CASE
An 83-year old male had symptomatic severe PAR New York Heart Association Functional Classification IV with a type III endoleak was recognized 4 years after TEVAR. A multislice spiral computed tomographic (MDCT) scan revealed a slightly dilation aortic root and ascending aorta without any calcification of the aortic valvular cusps. MDCT-scan showed an annulus perimeter of 86.6 mm and effective diameter of 27.6 mm. The examination also revealed excessive type III endoleak due to disconnection of proximal stent graft segments in the upper TAA(Figure 1A-C). The STS risk score revealed an excessive perioperative mortality risk of 19.1%. The complex anatomy, lack of calcification landmarks and the block of stainless steel stent-graft at the intraoperative fluoroscopy angiogram were the challenges during the TAVR procedure.

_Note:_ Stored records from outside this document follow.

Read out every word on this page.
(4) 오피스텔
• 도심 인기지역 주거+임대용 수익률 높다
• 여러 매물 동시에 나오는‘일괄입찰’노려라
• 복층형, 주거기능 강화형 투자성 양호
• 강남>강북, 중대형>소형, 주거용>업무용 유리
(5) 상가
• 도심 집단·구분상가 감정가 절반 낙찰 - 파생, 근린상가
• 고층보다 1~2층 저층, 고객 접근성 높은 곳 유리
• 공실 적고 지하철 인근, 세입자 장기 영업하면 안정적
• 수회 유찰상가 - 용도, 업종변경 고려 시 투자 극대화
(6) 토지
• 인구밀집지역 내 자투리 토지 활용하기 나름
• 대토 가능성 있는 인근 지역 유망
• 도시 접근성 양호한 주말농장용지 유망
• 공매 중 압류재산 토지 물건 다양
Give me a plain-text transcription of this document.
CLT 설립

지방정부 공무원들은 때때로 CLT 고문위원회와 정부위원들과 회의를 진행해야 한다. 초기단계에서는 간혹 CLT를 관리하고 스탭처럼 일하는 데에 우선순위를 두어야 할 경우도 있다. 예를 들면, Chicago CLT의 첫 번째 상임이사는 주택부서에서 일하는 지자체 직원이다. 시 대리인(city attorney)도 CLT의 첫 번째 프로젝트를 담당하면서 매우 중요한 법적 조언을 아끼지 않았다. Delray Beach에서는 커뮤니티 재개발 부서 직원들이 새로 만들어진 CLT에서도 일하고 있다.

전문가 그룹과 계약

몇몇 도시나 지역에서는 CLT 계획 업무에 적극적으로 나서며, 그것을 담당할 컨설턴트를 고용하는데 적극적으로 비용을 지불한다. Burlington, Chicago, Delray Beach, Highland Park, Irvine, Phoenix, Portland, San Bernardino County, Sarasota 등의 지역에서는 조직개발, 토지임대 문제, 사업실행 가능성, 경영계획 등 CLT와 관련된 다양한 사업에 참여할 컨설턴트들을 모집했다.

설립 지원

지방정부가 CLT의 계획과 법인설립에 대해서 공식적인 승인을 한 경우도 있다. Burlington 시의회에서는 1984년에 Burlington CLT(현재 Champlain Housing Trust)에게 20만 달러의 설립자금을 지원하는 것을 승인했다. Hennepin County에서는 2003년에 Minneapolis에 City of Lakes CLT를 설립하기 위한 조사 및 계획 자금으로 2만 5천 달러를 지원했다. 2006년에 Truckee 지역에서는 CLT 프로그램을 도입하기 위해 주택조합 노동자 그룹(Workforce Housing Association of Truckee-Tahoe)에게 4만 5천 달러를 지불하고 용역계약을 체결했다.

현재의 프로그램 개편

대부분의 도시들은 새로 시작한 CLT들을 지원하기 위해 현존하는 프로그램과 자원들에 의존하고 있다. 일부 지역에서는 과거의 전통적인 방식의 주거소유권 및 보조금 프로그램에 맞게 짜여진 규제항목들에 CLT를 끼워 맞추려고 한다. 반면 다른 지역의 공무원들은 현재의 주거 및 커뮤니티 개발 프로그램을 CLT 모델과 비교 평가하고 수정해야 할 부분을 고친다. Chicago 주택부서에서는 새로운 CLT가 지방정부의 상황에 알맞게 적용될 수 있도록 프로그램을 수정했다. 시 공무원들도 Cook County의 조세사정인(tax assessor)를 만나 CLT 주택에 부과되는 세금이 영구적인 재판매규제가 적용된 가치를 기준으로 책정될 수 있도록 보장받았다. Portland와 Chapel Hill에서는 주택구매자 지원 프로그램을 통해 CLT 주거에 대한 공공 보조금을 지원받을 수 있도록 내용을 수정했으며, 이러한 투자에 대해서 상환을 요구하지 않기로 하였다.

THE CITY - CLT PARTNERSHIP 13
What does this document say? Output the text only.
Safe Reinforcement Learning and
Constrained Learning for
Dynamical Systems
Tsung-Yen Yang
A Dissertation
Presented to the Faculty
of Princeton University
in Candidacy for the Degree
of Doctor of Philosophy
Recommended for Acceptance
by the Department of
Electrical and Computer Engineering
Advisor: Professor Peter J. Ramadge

The patient was qualified for endovascular treatment of type III endoleak due to high risk of aneurysmal sac rupture. After initial angiography to determine the location of the endoleak. The low profile Valiant Thoracic Stent Graft was delivered with a tight guidewire. The inserted segment successfully sealed the rupture thoracic graft(Figure 2A-C and Movie S1). Transoesophageal echocardiogram (TEE) and angiography were used for evaluation of the valve movement and function (Figure 2 D and Figure 3A-C) . An incision of 3 cm in the corresponding costal space and then the apical puncture was done and a super-stiff guidewire was placed in position. A 29 mm J-Valve was directly inserted into the annulus with the aid of the specifically designed delivery system. The delivery system was bluntly inserted into the left ventricle through the apex and advanced into a supra-annular position under fluoroscopic guidance. While the stainless stent-graft effect on visual of operation, the three claspers were completely deployed and were pulled down to make sure the claspers being inside the aortic sinus. The implantation process was consisted of two steps, in the first step, the clasper was positioned into the aortic sinuses correctly. In the second step, the valve was lowed back gently into the annular plan with the guidance of the claspers embracing the native leaflets and deployed. A repeat aortic root angiography revealed no aortic insufficiency (AI) and no paravalvular leak (PVL).(Figure 2 E/E'-H/H' and Movie S2) . TEE was also used to confirm the valve function during the procedure and showed normal function of the J-Valve with a mean transaortic pressure gradient (PGmean) of 4 mm Hg and no aortic insufficiency or PVL (Figure 3D-F ). TTE discharge showed an aortic valve area of 2.6 cm2 with PGmean of 3 mm Hg and 4 mm Hg at 6 months, no AI. And there were no endoleaks detected during monitoring MDCT scan at 6 months follow-up (Figure 1D-F).